Knock! Knock! Knock!
“The fuck? You brats fall in or something?”
♡ RYOMEN SUKUNA - 2 days
The great Ryomen Sukuna has always been terrifying - but never before has he been this ruthless. So utterly savage. Destroying every single curse he comes across in the blink of an eye - friend or foe, big or small. 
Why? All because he hasn’t been able to fuck your pretty lil’ cunt in two days. Which, in his opinion, are two days too long. All because of some stupid little experiment about wanting to see how long it would take to see the king of curses crack.
And when those trembling curses heard about this ah- sex ban through the grapevine, well, they wrote it off as another baseless rumor. Ha, Ryomen Sukuna cracking? Never. 
“Please…brat.” he bites down on your earlobe, further pushing up your expensive robes - ones he’d bought just to get on your good side - to sink his cock deeper inside your heavenly cunt. “There I said it. Now jus’ a bit more-”
And maybe you’re a mastermind - maybe you’re an idiot. Because you’re digging your heels into the mattress, pushing off ever-so-slightly from his aching hard cock. So thick and angry as it slips out of your sloppy hole. 

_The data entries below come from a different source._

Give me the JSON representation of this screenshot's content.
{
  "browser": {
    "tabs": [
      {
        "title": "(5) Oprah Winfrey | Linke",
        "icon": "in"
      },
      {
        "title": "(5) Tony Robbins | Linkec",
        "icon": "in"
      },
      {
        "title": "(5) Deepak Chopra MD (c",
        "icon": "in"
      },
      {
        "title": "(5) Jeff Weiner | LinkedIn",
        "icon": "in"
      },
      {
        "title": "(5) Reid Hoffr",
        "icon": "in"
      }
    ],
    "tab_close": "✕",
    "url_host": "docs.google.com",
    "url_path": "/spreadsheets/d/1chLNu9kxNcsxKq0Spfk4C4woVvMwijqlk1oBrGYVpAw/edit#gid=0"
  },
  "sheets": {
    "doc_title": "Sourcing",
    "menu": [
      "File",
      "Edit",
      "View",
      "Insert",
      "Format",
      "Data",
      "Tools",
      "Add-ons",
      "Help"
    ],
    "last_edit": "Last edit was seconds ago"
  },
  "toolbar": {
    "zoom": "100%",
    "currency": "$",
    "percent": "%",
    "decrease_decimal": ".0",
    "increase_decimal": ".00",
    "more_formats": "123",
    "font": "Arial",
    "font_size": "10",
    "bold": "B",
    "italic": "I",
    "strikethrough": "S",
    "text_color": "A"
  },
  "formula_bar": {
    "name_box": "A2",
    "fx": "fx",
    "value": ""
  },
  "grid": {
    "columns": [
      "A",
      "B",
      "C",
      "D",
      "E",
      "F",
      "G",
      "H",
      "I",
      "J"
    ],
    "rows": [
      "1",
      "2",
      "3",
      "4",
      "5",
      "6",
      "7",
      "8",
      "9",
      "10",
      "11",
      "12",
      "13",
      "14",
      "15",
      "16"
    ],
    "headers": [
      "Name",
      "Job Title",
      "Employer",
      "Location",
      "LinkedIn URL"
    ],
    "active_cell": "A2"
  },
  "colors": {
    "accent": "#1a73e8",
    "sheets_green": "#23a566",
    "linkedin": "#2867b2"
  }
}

You bat your lashes so deceivingly innocently up at a pissed off Sukuna, “I didn’t like your tone.” Crossing your legs to cover that view he was so fixated on, “Either you beg n’ start all over again or-”
“Fine.” he grits out the word, like it physically hurt to. Though, nothing for what falls from his lips next, “Please.”
“Louder.”
“Please.”
There you had it. And you can’t help but smirk, “Well, I liked that one-”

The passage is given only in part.